La claridad del nuevo día animó mi vaga gana de despabilarme, miré la hora y eran ya las 08:15, después de tantos días había conseguido dormir por lo menos ocho horas de corrido gracias a Julio… “¡Julio!”, pensé, pero cuando di la vuelta, él no estaba. Ese lado de la cama estaba hecho, intacto. Su saco ya no colgaba en la silla y el libro de Poe reposaba sobre la mesa de Luz.
Como de costumbre esa noche volví al bar, no ya con la intención de buscarlo sino por la costumbre de asistir, aunque por un momento sentí ganas de estar en mi casa. Todo era igual, el calor del bar, el mozo amigable, mi mesa en el centro, pero sin Julio, ni siquiera a cuatro mesas de distancia. Esa noche me fui a casa después de tomar el té de siempre. Cuando llegué me tiré en la cama a deleitarme con una buena poesía y disfruté cada minuto, cada hoja y cada palabra. No apareció la sensación de angustia, ni el deseo de huir, ni el miedo a lo que no existe. Solo era yo, disfrutando la noche, después de mucho tiempo.

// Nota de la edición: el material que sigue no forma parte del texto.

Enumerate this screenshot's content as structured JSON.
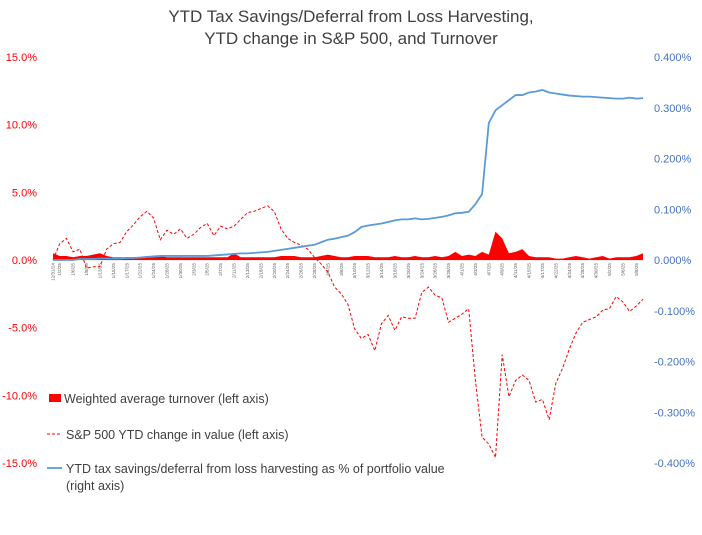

“Ahora podes rodar la cama para ese lado” me despertó aquella voz en la madrugada, pero esta vez la escuché más cerca, como en un murmullo, me pareció tan conocida que me erizó la piel. Salté de la cama y precipitada encendí la luz, mi única reacción fue correr la cama y entonces las vi, grabadas en el piso de madera: “EJ”.
Por la mañana puse la pavita para tomar unos mates y cuando finalmente me senté a disfrutarlos, allí estaban, claras e inmortales. Busqué con desesperación el saco y del bolsillo saqué la nota. Al leerla, noté en la caligrafía algo demasiado familiar.

Nota: se han intervenido fragmentos de los cuentos Isabel viendo llover en Macondo, de Gabriel García Márquez; Autopista del sur, de Julio Cortázar; y Letras modernas, de David Voloj.